Covariant density functional theory input for r-process simulations in actinides and superheavy nuclei: the ground state and fission properties

TL;DR

This study uses covariant density functional theory to systematically analyze ground state and fission properties of actinides and superheavy nuclei, providing essential data for r-process nucleosynthesis modeling and assessing theoretical uncertainties.

Contribution

First comprehensive application of covariant density functional theory to actinides and superheavy nuclei for r-process input, including uncertainty quantification across multiple models.

Findings

Identified key nuclear shell closures at Z=120, N=184, N=258.

Quantified uncertainties in fission barriers and ground state properties.

Analyzed the impact of single-particle states and nuclear matter properties on uncertainties.

Abstract

The systematic investigation of the ground state and fission properties of even-even actinides and superheavy nuclei with $Z=90-120$ from the two-proton up to two-neutron drip lines with proper assessment of systematic theoretical uncertainties has been performed for the first time in the framework of covariant density functional theory (CDFT).

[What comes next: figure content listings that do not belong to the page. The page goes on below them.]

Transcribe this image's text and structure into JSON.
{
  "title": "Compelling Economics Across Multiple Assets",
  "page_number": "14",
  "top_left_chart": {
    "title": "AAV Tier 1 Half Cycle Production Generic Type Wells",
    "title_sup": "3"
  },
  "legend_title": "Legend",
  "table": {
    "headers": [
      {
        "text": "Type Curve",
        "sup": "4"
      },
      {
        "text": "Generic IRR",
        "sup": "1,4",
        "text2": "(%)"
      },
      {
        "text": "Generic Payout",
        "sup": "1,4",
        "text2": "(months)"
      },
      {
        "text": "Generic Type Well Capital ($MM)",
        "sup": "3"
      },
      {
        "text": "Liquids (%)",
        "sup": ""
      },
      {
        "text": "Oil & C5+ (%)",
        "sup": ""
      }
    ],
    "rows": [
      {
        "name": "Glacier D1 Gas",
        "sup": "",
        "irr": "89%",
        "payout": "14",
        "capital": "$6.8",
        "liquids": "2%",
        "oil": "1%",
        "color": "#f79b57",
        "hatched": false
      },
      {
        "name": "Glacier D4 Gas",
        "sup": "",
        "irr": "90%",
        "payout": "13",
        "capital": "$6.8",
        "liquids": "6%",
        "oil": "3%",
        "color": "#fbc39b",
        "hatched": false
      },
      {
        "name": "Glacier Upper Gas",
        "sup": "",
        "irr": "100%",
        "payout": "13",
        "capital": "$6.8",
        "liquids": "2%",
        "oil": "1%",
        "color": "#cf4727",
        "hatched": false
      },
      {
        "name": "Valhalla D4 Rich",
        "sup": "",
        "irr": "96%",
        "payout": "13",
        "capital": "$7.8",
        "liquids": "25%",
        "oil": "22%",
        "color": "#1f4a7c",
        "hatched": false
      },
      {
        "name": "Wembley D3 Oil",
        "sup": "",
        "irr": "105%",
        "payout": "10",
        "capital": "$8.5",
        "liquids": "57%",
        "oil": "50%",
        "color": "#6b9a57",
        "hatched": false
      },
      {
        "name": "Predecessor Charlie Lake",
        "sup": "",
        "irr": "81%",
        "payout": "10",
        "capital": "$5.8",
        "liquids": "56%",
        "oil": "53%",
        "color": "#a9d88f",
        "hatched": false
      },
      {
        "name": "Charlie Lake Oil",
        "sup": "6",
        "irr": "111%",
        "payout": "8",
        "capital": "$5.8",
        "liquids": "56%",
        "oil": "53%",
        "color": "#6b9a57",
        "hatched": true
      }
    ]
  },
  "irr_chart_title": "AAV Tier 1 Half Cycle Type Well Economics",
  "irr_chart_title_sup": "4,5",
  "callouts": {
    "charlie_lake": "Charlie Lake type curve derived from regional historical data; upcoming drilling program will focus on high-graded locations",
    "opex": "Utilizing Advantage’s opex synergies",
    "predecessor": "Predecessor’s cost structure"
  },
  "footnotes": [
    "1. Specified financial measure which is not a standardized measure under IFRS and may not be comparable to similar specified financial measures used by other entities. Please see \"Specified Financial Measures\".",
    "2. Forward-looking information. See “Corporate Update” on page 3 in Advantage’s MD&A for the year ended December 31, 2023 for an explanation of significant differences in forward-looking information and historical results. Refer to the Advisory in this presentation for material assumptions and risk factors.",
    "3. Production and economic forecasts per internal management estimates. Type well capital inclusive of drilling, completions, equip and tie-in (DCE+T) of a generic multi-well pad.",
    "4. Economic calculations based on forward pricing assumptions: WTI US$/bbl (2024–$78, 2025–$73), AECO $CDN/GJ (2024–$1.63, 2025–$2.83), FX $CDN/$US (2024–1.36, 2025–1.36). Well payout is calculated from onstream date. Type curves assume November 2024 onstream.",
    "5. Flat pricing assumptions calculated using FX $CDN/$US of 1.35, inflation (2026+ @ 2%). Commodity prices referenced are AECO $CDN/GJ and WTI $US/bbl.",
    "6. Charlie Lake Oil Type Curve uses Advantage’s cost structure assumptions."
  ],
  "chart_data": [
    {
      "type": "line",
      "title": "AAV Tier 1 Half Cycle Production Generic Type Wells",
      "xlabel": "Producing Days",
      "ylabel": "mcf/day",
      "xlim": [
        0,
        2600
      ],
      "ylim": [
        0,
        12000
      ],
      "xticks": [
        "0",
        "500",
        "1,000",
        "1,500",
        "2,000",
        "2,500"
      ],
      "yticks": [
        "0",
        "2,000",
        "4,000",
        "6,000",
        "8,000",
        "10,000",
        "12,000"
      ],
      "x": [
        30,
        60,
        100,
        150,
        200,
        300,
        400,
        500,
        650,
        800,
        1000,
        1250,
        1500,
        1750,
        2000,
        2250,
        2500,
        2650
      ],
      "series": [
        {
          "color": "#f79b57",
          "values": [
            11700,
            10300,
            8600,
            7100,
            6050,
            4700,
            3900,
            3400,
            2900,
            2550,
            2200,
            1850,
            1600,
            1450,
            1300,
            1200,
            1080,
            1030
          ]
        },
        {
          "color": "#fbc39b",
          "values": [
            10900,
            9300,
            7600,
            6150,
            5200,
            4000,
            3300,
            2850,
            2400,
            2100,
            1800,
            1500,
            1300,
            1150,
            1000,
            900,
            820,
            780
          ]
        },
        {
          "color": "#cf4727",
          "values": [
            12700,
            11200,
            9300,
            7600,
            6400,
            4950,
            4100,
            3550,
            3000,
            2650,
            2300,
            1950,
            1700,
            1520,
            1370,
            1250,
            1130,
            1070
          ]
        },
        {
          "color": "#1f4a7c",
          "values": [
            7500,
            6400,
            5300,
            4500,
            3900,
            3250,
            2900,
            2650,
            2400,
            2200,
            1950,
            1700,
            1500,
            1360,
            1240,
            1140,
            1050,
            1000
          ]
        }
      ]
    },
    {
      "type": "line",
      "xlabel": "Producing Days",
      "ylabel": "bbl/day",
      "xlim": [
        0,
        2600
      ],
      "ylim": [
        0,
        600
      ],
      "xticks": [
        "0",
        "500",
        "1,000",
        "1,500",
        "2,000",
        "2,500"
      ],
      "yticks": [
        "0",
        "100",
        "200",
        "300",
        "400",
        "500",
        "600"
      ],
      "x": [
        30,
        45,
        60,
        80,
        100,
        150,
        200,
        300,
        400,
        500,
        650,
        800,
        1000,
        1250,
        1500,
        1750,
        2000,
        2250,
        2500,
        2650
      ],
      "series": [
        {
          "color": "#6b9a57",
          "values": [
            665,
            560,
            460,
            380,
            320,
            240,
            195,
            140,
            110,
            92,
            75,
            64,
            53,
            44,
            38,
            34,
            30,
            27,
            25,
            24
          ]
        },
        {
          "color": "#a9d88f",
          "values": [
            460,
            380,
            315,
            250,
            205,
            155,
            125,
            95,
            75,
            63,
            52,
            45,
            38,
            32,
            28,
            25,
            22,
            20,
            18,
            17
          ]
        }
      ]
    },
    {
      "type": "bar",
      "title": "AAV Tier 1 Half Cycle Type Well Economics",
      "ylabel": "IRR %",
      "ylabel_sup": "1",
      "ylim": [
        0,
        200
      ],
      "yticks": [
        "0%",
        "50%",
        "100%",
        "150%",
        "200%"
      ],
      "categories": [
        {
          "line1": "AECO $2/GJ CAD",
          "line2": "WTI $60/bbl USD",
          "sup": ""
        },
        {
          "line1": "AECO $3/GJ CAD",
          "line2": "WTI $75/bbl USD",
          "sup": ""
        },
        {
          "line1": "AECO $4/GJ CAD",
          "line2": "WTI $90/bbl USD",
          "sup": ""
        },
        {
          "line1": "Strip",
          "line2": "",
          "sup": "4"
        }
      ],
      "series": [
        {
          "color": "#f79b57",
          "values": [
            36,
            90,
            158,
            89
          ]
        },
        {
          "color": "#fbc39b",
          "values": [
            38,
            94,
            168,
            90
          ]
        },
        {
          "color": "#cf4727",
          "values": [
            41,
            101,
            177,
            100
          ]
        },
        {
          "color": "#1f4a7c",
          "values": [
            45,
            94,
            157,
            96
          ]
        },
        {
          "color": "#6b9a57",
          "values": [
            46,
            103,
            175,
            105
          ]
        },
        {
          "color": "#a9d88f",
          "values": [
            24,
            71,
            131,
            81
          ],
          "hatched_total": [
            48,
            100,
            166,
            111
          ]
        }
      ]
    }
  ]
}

These results provide a necessary theoretical input for the r-process modeling in heavy nuclei and, in particular, for the study of fission recycling. Four state-of-the-art globally tested covariant energy density functionals (CEDFs), namely, DD-PC1, DD-ME2, NL3* and PC-PK1, representing the major classes of the CDFT models are employed in the present study. Ground state deformations, binding energies, two neutron separation energies, $\alpha$-decay $Q_{\alpha}$ values and half-lives and the heights of fission barriers have been calculated for all these nuclei. Theoretical uncertainties in these physical observables and their evolution as a function of proton and neutron numbers have been quantified and their major sources have been identified. Spherical shell closures at $Z=120$, $N=184$ and $N=258$ and the structure of the single-particle (especially, high-$j$) states in their vicinities as well as nuclear matter properties of employed CEDFs are two major factors contributing into theoretical uncertainties. However, different physical observables are affected in a different way by these two factors. For example, theoretical uncertainties in calculated ground state deformations are affected mostly by former factor, while theoretical uncertainties in fission barriers depend on both of these factors.